- Born: 8 May 1922 Nushki, Baluchistan, British India
- Died: 19 September 2016 (aged 94)
- Education: Islamia College Peshawar (B.A)
- Occupations: Socialist thinker, author, research scholar
- Years active: 1945–2016
- Movement: Progressive Writers' Movement
- Awards: Pride of Performance Award (1990), Kamal-e-Fun Award (2008)

= Abdullah Jan Jamaldini =

Pakistani socialist thinker

Abdullah Jan Jamaldini (1922–2016) was a Pakistani socialist thinker, researcher, and literal figure. He was associated with the Progressive Writers' Movement, Pakistan. Jamaldini received the Pride of Performance Award in 1990.

==Biography==
Jamaldini was born on 8 May 1922 in Nushki, Baluchistan, British India. He was home-schooled by his father. Later, in 1932, he completed his early education from Nushki Primary School. He then enrolled in Sandeman High School in Pishin. Later, he took admission in Islamia College Peshawar in 1941 and earned his graduation degree in 1945.

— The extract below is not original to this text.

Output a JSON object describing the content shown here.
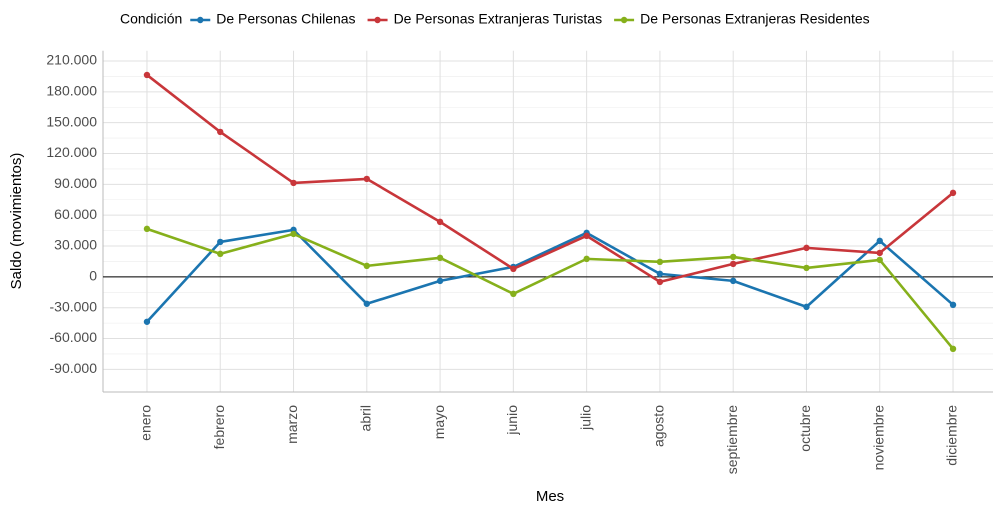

After graduation, Jamaldini entered into government service as Naib Tehsildar (Assistant to tax officer) but soon resigned from the service. Following his socialist inclinations, he, along with his other friends, rented a house at Balochi street, which quickly became known as "Lat Khana". The house served as the first unofficial institution for progressive and enlightened individuals. The comrades also rented a store in Suraj Ganj Bazaar, Quetta, where they sold books on Karl Marx, Engels, Lenin, and other socialist intellectuals in addition to stationery. However, the government authorities traced the store and seized the Marxist literature.

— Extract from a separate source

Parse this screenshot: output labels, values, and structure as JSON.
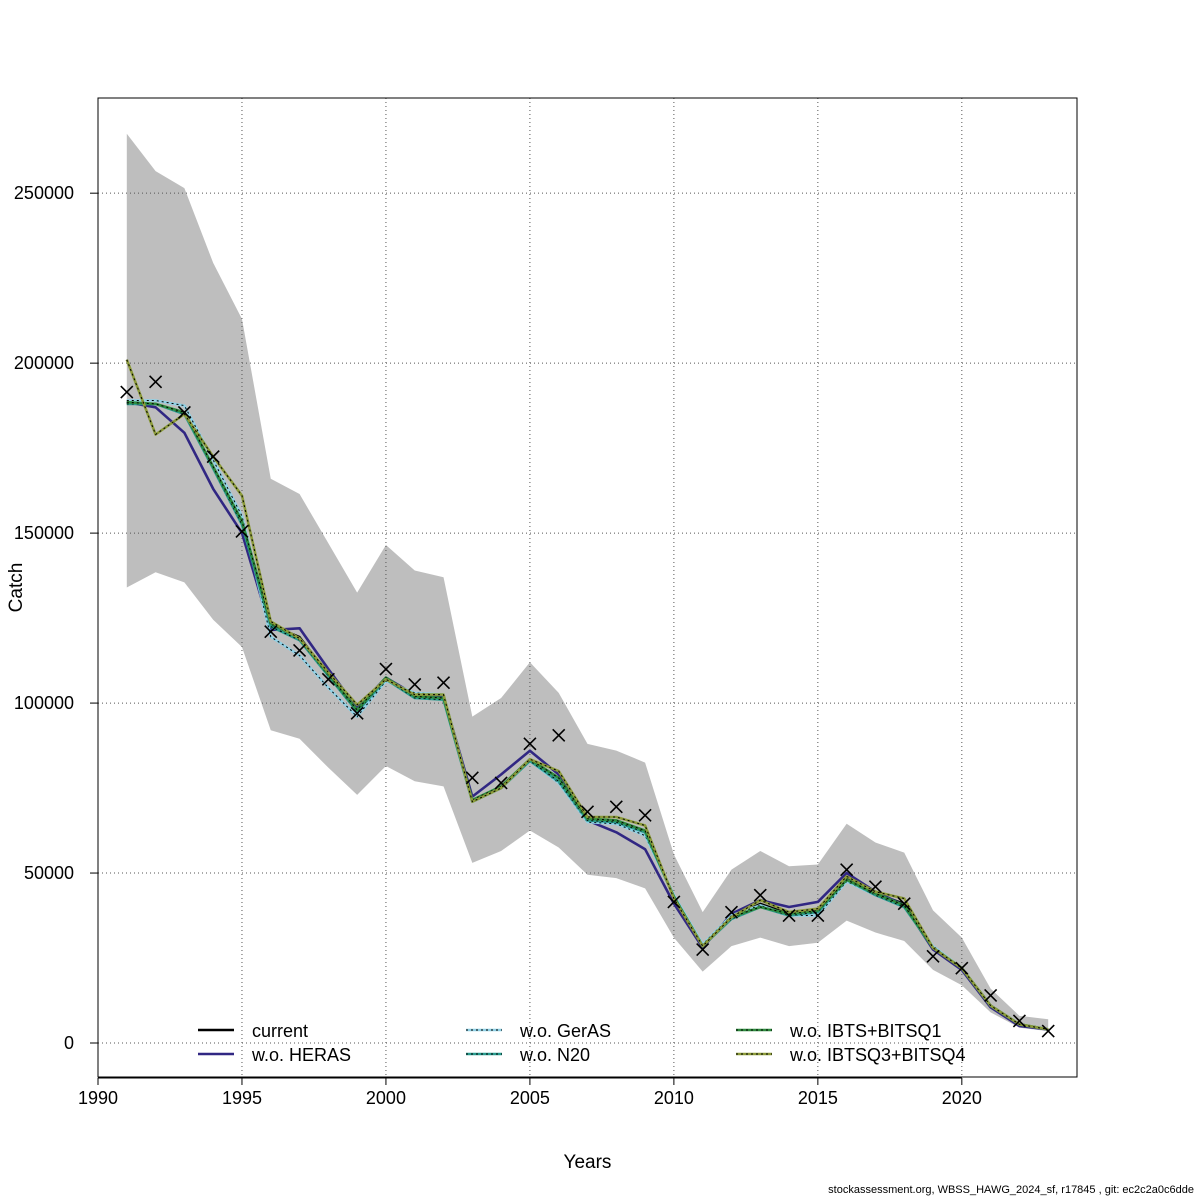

The Lat Khana persisted in sharing socialist ideas with friends and doing so, which influenced Jamaldini's perspective on progressive and socialist values. He also became general secretary of the organization Balochi Zuban o- Adab – i Diwan, which was founded in 1951 and whose president was Mir Gul Khan Naseer. The organization sponsored the publications of Mir Gul Khan Naseer's Balochi poetry. Later, financial issues forced Jamaldini to move to Karachi, where he worked as a proof reader in the information department and later as a joint editor of the magazine Tulu till 1970. Then, he returned to Quetta and started working as a research scholar at the Balochi Academy. After establishment of the University of Balochistan, he became lecturer for Balochi language there in 1971.

Jamaldini wrote several books on Balochi literature, feudal system in Balochistan, poverty, and politics.

He died on 20 September 2016.

==Literary works==
- Dehat ke Gharib
- Sardari system in Balochistan
- Marg o mena
- Lat Khana
- Shama Frozan

==Awards and recognition==
Jamaldini was honored with the Pride of Performance Award in 1990. He also received the Kamal-e-Fun Award in 2008.